The lawsuit alleged that Voya set the Crediting Rate “well below the internal rate of return (IRR) on the plan’s deposits to the SVAs, guaranteeing a substantial profit for itself through both the retention of the spread between the two rates and/or the use of the spread for its own purposes.” Further, the lawsuit suggested, “Voya does not disclose to its retirement plan clients and their respective participants the amount of the spread, so it collects hundreds of millions of dollars annually in undisclosed compensation.”

As laid out in the district court decision, important to the outcome of this case is that Ms. Dezelan “does not allege that she has withdrawn money from the Separate Account or receives annuities from Voya. Rather, her allegations concern the accumulation phase of her Plan’s Contract. She alleges that Voya breached its fiduciary duties to the Plan during this period, reducing the amount of Plan funds that would eventually be available for her to withdraw.”

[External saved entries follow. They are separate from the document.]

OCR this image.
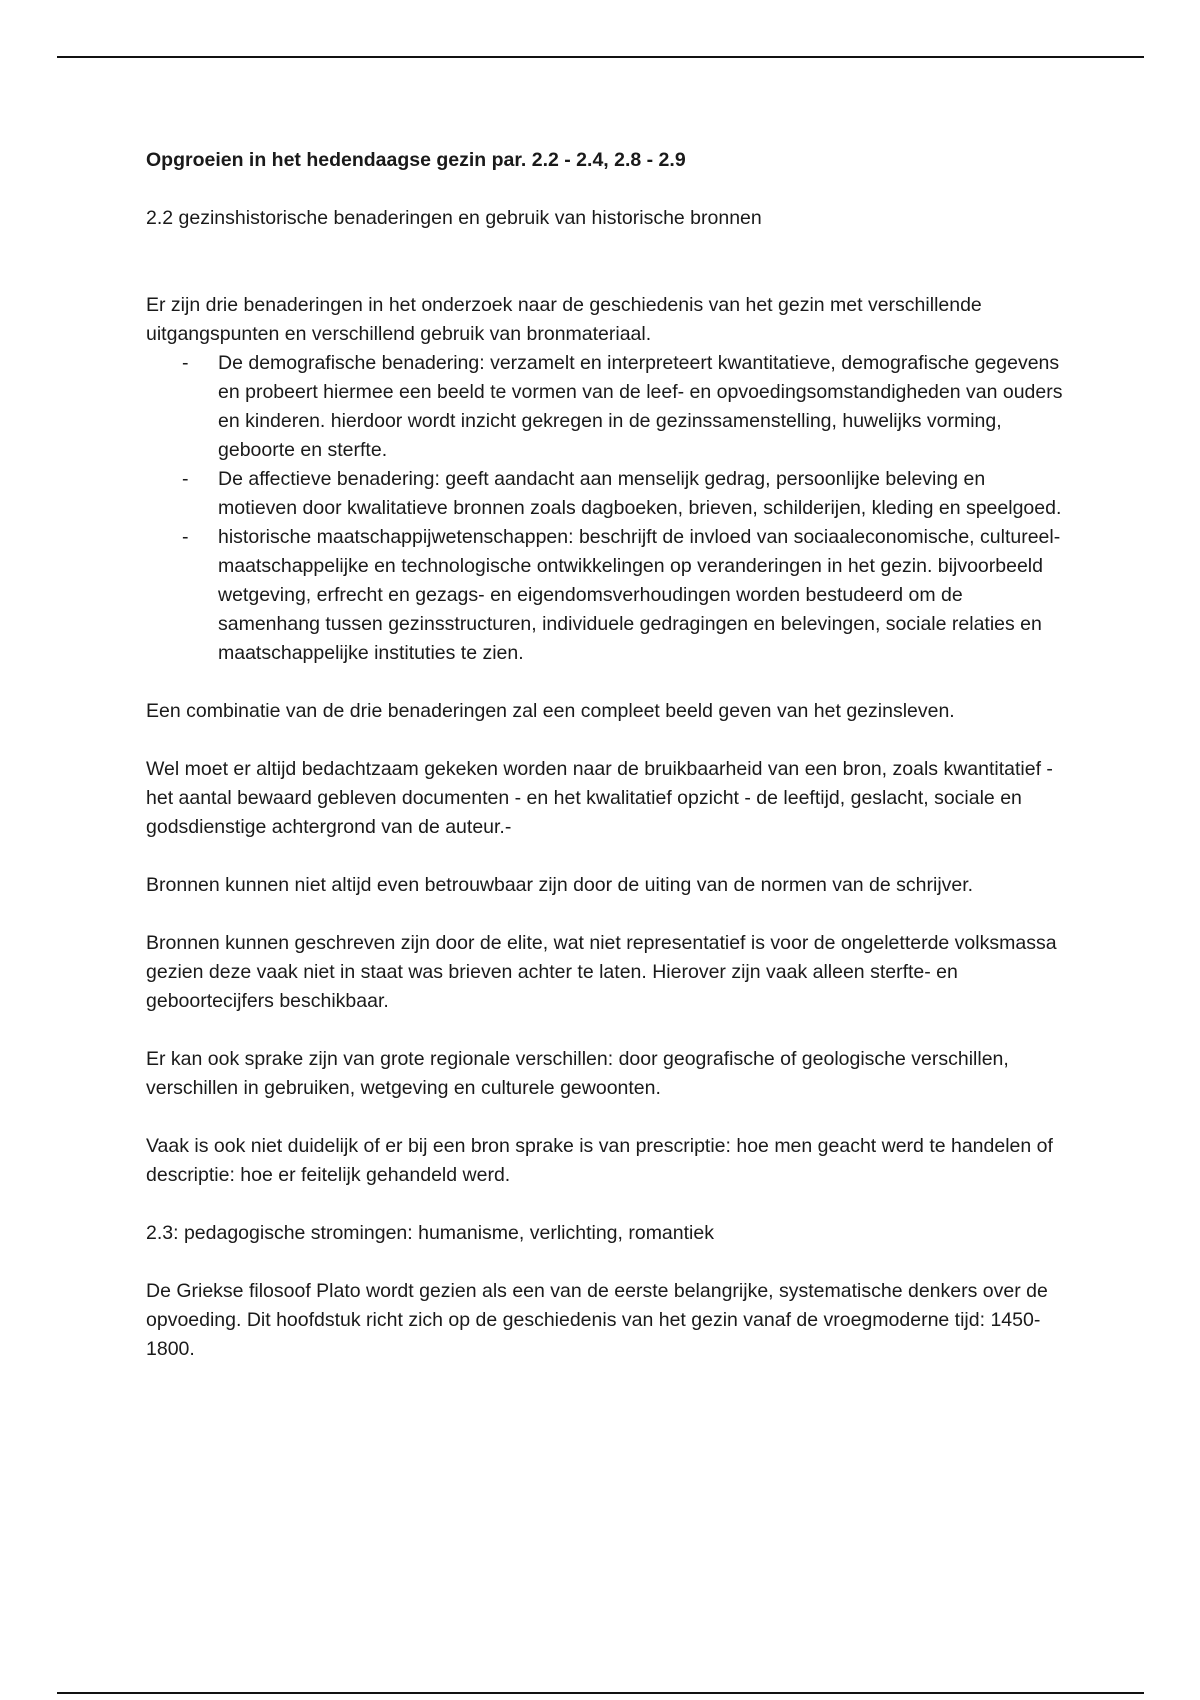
Opgroeien in het hedendaagse gezin par. 2.2 - 2.4, 2.8 - 2.9

2.2 gezinshistorische benaderingen en gebruik van historische bronnen

Er zijn drie benaderingen in het onderzoek naar de geschiedenis van het gezin met verschillende uitgangspunten en verschillend gebruik van bronmateriaal.

- De demografische benadering: verzamelt en interpreteert kwantitatieve, demografische gegevens en probeert hiermee een beeld te vormen van de leef- en opvoedingsomstandigheden van ouders en kinderen. hierdoor wordt inzicht gekregen in de gezinssamenstelling, huwelijks vorming, geboorte en sterfte.
- De affectieve benadering: geeft aandacht aan menselijk gedrag, persoonlijke beleving en motieven door kwalitatieve bronnen zoals dagboeken, brieven, schilderijen, kleding en speelgoed.
- historische maatschappijwetenschappen: beschrijft de invloed van sociaaleconomische, cultureel-maatschappelijke en technologische ontwikkelingen op veranderingen in het gezin. bijvoorbeeld wetgeving, erfrecht en gezags- en eigendomsverhoudingen worden bestudeerd om de samenhang tussen gezinsstructuren, individuele gedragingen en belevingen, sociale relaties en maatschappelijke instituties te zien.

Een combinatie van de drie benaderingen zal een compleet beeld geven van het gezinsleven.

Wel moet er altijd bedachtzaam gekeken worden naar de bruikbaarheid van een bron, zoals kwantitatief - het aantal bewaard gebleven documenten - en het kwalitatief opzicht - de leeftijd, geslacht, sociale en godsdienstige achtergrond van de auteur.-

Bronnen kunnen niet altijd even betrouwbaar zijn door de uiting van de normen van de schrijver.

Bronnen kunnen geschreven zijn door de elite, wat niet representatief is voor de ongeletterde volksmassa gezien deze vaak niet in staat was brieven achter te laten. Hierover zijn vaak alleen sterfte- en geboortecijfers beschikbaar.

Er kan ook sprake zijn van grote regionale verschillen: door geografische of geologische verschillen, verschillen in gebruiken, wetgeving en culturele gewoonten.

Vaak is ook niet duidelijk of er bij een bron sprake is van prescriptie: hoe men geacht werd te handelen of descriptie: hoe er feitelijk gehandeld werd.

2.3: pedagogische stromingen: humanisme, verlichting, romantiek

De Griekse filosoof Plato wordt gezien als een van de eerste belangrijke, systematische denkers over de opvoeding. Dit hoofdstuk richt zich op de geschiedenis van het gezin vanaf de vroegmoderne tijd: 1450-1800.
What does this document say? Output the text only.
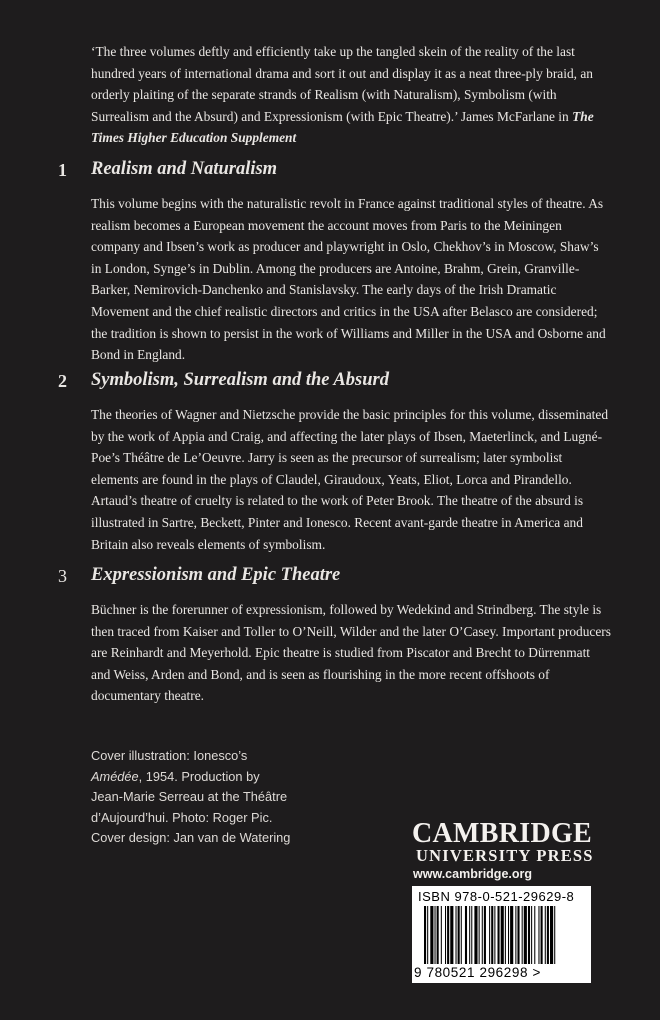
‘The three volumes deftly and efficiently take up the tangled skein of the reality of the last hundred years of international drama and sort it out and display it as a neat three-ply braid, an orderly plaiting of the separate strands of Realism (with Naturalism), Symbolism (with Surrealism and the Absurd) and Expressionism (with Epic Theatre).’ James McFarlane in The Times Higher Education Supplement

1 Realism and Naturalism

This volume begins with the naturalistic revolt in France against traditional styles of theatre. As realism becomes a European movement the account moves from Paris to the Meiningen company and Ibsen’s work as producer and playwright in Oslo, Chekhov’s in Moscow, Shaw’s in London, Synge’s in Dublin. Among the producers are Antoine, Brahm, Grein, Granville-Barker, Nemirovich-Danchenko and Stanislavsky. The early days of the Irish Dramatic Movement and the chief realistic directors and critics in the USA after Belasco are considered; the tradition is shown to persist in the work of Williams and Miller in the USA and Osborne and Bond in England.

2 Symbolism, Surrealism and the Absurd

The theories of Wagner and Nietzsche provide the basic principles for this volume, disseminated by the work of Appia and Craig, and affecting the later plays of Ibsen, Maeterlinck, and Lugné-Poe’s Théâtre de Le’Oeuvre. Jarry is seen as the precursor of surrealism; later symbolist elements are found in the plays of Claudel, Giraudoux, Yeats, Eliot, Lorca and Pirandello. Artaud’s theatre of cruelty is related to the work of Peter Brook. The theatre of the absurd is illustrated in Sartre, Beckett, Pinter and Ionesco. Recent avant-garde theatre in America and Britain also reveals elements of symbolism.

3 Expressionism and Epic Theatre

Büchner is the forerunner of expressionism, followed by Wedekind and Strindberg. The style is then traced from Kaiser and Toller to O’Neill, Wilder and the later O’Casey. Important producers are Reinhardt and Meyerhold. Epic theatre is studied from Piscator and Brecht to Dürrenmatt and Weiss, Arden and Bond, and is seen as flourishing in the more recent offshoots of documentary theatre.

Cover illustration: Ionesco’s Amédée, 1954. Production by Jean-Marie Serreau at the Théâtre d’Aujourd’hui. Photo: Roger Pic. Cover design: Jan van de Watering	CAMBRIDGE
UNIVERSITY PRESS
www.cambridge.org
ISBN 978-0-521-29629-8
9 780521 296298 >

The decision further clarifies: “Ms. Dezelan makes three claims against Voya. The essence of all three claims is that Voya unlawfully profited by setting the Crediting Rate for its stable value funds for its own benefit. First, Ms. Dezelan alleges that Voya violated Section 406(a)(1)(C) of ERISA, which provides that a fiduciary shall not cause a plan to engage in a transaction if it knows that the transaction constitutes direct or indirect furnishing of goods or services by a party in interest to a plan. … Second, she argues that Voya violated Section 406(b)(1) of the law, which prohibits a fiduciary from dealing with plan assets in his own interest or for his own account. … Finally, she argues that Voya breached the fiduciary duties it owed to the Plan, in violation of Section 404(a)(1).”

NEXT: Voya’s successful counter arguments 

Against these arguments, Voya countered that Ms. Dezelan’s claims concerning its general account stable value funds should be dismissed because she does not in fact have standing to bring the claims: “Ms. Dezelan lacks standing because Voya did not offer general account products to her Plan, and because she cannot bring this claim on behalf of purported class-members who did invest in these products … Voya also moves to dismiss Ms. Dezelan’s claims concerning the Separate Account product in which she invested, arguing that she fails to state a claim upon which relief may be granted.”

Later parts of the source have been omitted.